Bug 60160 - ArrayIndexOutOfBoundsException coming when trying to extract text from doc file.
Summary: ArrayIndexOutOfBoundsException coming when trying to extract text from doc file.
Status: RESOLVED WONTFIX
Alias: None
Product: POI
Classification: Unclassified
Component: HWPF (show other bugs)
Version: 3.15-dev
Hardware: PC Linux
: P2 major (vote)
Target Milestone: ---
Assignee: POI Developers List
URL:
Keywords:
Depends on:
Blocks:
 
Reported: 2016-09-21 07:15 UTC by Akash Sudhakar
Modified: 2019-04-23 20:43 UTC (History)
0 users



Attachments

Note You need to log in before you can comment on or make changes to this bug.
Description Akash Sudhakar 2016-09-21 07:15:13 UTC
Code -     
    byte[] bytes = IOUtils.toByteArray(new FileInputStream(file));
    HWPFDocument doc = new HWPFDocument(new ByteArrayInputStream(bytes));
    // using XWPFWordExtractor Class
    System.out.println(doc.getDocumentText());



Exception stack trace - 

Exception in thread "main" java.lang.ArrayIndexOutOfBoundsException
	at java.lang.System.arraycopy(Native Method)
	at org.apache.poi.hwpf.model.SectionTable.<init>(SectionTable.java:84)
	at org.apache.poi.hwpf.HWPFDocument.<init>(HWPFDocument.java:342)
	at org.apache.poi.hwpf.HWPFDocument.<init>(HWPFDocument.java:186)
	at org.apache.poi.hwpf.HWPFDocument.<init>(HWPFDocument.java:174)
	at com.test.DocExtractor.main(DocExtractor.java:12)

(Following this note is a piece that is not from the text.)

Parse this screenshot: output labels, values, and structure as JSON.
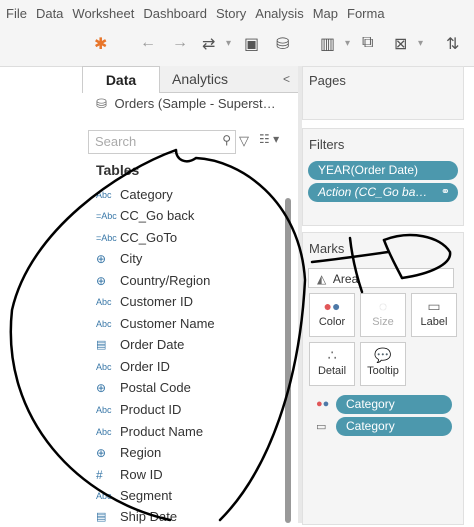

If we can some how ignore this exception we can get other parts of the document.
Comment 1 Javen O'Neal 2016-09-21 08:29:54 UTC
Could you include the file that caused this problem?

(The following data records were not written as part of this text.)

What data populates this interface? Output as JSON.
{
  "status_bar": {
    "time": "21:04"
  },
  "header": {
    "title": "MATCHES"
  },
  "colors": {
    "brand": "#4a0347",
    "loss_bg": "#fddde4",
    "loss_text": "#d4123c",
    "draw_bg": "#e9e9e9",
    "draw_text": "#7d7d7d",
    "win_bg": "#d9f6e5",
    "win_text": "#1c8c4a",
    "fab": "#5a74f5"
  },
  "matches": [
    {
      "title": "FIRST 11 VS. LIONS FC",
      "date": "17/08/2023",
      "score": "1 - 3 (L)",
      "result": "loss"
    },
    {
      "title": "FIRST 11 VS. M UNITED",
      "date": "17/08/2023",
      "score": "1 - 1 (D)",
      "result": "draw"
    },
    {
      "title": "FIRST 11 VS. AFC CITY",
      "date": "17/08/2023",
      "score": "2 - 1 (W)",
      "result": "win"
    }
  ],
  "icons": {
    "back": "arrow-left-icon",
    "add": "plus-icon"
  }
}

FYI, it is simpler to open the document via a POIFSFileSystem.
POIFSFileSystem fs = POIFSFileSystem.create(file);
HWPFDocument doc = new HWPFDocument(fs);
doc.getDocumentText();
...
doc.close();
fs.close();
Comment 2 Akash Sudhakar 2016-09-21 08:53:13 UTC
File is classified file. So cannot share it.
If we save the file again as doc file, then issue is not coming.
Comment 3 Javen O'Neal 2016-09-21 09:11:37 UTC
Do you know what software was used to generate the original file?

Without a way to reproduce the problem, there's not much that we can do.
You could run the file through POIFSDump, BiffViewer or other developer tools (Microsoft publishes some validators), but it is unlikely that a developer will spend much effort with such limited information, nothing to test, for such a minor problem. They're more likely to introduce bugs by making changes.

https://poi.apache.org/apidocs/org/apache/poi/poifs/dev/POIFSDump.html
Comment 5 Akash Sudhakar 2016-09-21 09:24:01 UTC
Is this issue due to incorrect file or is it a bug ?
Let me check if I can share the document.
Comment 6 Dominik Stadler 2019-04-23 20:43:07 UTC
No more information received for a long time and probably a corrupt file created with some other tool, therefore we do not plan to fix anything until we receive more information and/or a sample document here.